If no ports are specified in a rule, port 22 is allowed by default.

### Identity

Since we didn't pass any SSH host keys to sshgate earlier, it generated an ephemeral ED25519 host key on startup. For the server to have a persistent identity, generate an SSH keypair and set `host_key_paths` in the config file accordingly. You may set an ED25519, ECDSA, and RSA host key.

For example, to set the server's ED25519 identity:

```
ssh-keygen -t ed25519 -f sshgate
```

Add to the config:

```json
{
"host_key_paths": {
"ed25519": "./sshgate"
}
}
```

## Tailscale Integration

sshgate can join your Tailscale network (tailnet) directly like an appliance. You can configure the tailnet hostname and port in the JSON config:

```json
{
"tsnet": {
"enabled": true,
"hostname": "sshgate",
"port": 22
}
}
```

To have sshgate join your tailnet, create a `Linux server` device in the Tailscale console and copy the auth key. Export the value as `TS_AUTH_KEY` as an environment variable and start sshgate.

```bash
export TS_AUTH_KEY=tskey-auth-xxx sshgate --config config.json
```

You should see sshgate join the tailnet with the configured hostname and be able to SSH to it using any authorized key.

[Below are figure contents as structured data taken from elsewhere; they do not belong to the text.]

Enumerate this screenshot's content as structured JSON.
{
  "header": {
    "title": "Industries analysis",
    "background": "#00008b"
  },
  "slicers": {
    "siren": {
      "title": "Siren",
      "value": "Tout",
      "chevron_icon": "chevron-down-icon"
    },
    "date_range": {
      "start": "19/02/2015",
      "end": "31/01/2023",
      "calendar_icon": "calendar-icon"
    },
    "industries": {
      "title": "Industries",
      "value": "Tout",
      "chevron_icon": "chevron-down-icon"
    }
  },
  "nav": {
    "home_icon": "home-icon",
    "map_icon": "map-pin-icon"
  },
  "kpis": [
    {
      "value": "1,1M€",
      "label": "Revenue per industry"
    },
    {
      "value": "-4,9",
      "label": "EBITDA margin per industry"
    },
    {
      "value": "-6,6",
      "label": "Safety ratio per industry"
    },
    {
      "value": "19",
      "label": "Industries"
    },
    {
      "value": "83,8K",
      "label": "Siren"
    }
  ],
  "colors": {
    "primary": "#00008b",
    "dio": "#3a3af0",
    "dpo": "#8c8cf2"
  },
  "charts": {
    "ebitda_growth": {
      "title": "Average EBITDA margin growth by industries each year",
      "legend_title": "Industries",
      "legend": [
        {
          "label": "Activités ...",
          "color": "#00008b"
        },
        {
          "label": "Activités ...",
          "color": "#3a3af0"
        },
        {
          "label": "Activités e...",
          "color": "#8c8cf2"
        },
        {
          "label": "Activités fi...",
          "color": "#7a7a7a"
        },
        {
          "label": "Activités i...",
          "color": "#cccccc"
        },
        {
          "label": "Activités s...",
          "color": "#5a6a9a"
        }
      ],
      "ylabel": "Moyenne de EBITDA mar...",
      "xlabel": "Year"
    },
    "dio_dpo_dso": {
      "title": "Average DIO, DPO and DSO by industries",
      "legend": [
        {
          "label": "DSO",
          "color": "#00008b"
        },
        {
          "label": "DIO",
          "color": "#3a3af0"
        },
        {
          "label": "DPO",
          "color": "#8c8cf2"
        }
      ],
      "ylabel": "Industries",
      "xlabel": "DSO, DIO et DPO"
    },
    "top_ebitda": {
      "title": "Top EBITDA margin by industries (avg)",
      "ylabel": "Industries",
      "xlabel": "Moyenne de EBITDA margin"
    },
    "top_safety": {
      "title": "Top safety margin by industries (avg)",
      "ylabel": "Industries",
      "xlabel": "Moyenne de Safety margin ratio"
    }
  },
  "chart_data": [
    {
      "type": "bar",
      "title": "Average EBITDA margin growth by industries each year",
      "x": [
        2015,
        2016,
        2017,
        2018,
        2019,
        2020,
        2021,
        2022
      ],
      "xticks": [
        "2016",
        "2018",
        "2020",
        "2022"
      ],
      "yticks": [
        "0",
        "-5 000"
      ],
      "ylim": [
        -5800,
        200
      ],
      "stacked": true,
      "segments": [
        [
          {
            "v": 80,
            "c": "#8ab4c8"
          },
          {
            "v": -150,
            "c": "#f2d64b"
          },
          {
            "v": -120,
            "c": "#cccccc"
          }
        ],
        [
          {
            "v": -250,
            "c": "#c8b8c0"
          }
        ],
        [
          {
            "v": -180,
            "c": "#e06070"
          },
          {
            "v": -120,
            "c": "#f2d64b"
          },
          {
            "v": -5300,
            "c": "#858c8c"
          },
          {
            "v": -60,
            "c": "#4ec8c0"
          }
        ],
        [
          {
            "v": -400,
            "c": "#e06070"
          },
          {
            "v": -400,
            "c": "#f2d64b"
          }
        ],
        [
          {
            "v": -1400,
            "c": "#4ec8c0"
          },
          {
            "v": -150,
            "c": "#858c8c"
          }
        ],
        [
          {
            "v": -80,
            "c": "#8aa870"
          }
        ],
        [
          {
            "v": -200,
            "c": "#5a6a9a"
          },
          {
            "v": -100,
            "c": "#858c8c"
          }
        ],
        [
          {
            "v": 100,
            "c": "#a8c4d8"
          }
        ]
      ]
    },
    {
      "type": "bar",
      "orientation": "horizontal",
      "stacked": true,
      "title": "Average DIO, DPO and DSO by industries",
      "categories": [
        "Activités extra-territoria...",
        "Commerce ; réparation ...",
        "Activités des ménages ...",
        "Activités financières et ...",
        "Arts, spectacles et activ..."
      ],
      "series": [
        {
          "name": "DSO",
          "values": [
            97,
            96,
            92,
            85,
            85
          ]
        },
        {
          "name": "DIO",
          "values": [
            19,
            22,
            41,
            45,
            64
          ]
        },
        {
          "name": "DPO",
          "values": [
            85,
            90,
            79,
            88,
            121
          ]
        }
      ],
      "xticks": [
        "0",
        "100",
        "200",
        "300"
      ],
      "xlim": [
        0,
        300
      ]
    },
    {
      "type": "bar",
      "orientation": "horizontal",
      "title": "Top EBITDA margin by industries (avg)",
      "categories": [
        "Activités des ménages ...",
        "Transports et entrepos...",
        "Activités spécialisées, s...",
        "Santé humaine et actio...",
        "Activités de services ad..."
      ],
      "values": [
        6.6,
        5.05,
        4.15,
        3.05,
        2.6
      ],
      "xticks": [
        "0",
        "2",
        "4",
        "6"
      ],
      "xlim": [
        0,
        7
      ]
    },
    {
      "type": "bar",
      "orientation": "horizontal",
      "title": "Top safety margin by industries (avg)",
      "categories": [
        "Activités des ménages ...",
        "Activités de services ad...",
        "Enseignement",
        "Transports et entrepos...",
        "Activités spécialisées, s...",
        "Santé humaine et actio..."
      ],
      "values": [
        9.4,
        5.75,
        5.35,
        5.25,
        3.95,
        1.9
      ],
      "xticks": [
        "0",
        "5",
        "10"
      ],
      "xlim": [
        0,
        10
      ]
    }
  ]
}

Using Tailscale's [tsnet](https://tailscale.com/kb/1244/tsnet) library, sshgate can authenticate clients by their Tailscale identity, eliminating the need for public key management in the config, while [app capabilities](https://tailscale.com/kb/1537/grants-app-capabilities) enable SSH rules to be directly configured inside the tailnet access controls.

Use this tailnet policy file as a starting point. You'll need to attach the `sshgate` tag to the `sshgate` machine on your network after applying the policy.

```json
{
"tagOwners": {
"tag:sshgate": ["autogroup:admin"]
},

"grants": [
{
"src": ["*"],
"dst": ["tag:sshgate"],
"ip": ["22"],
"app": {
"github.com/cedws/sshgate": [
{
"hosts": ["github.com"],
"ports": [22]
}
]
}
}
]
}
```

Ensure that the JSON under `"github.com/cedws/sshgate"` isn't malformed or clients won't be able to connect.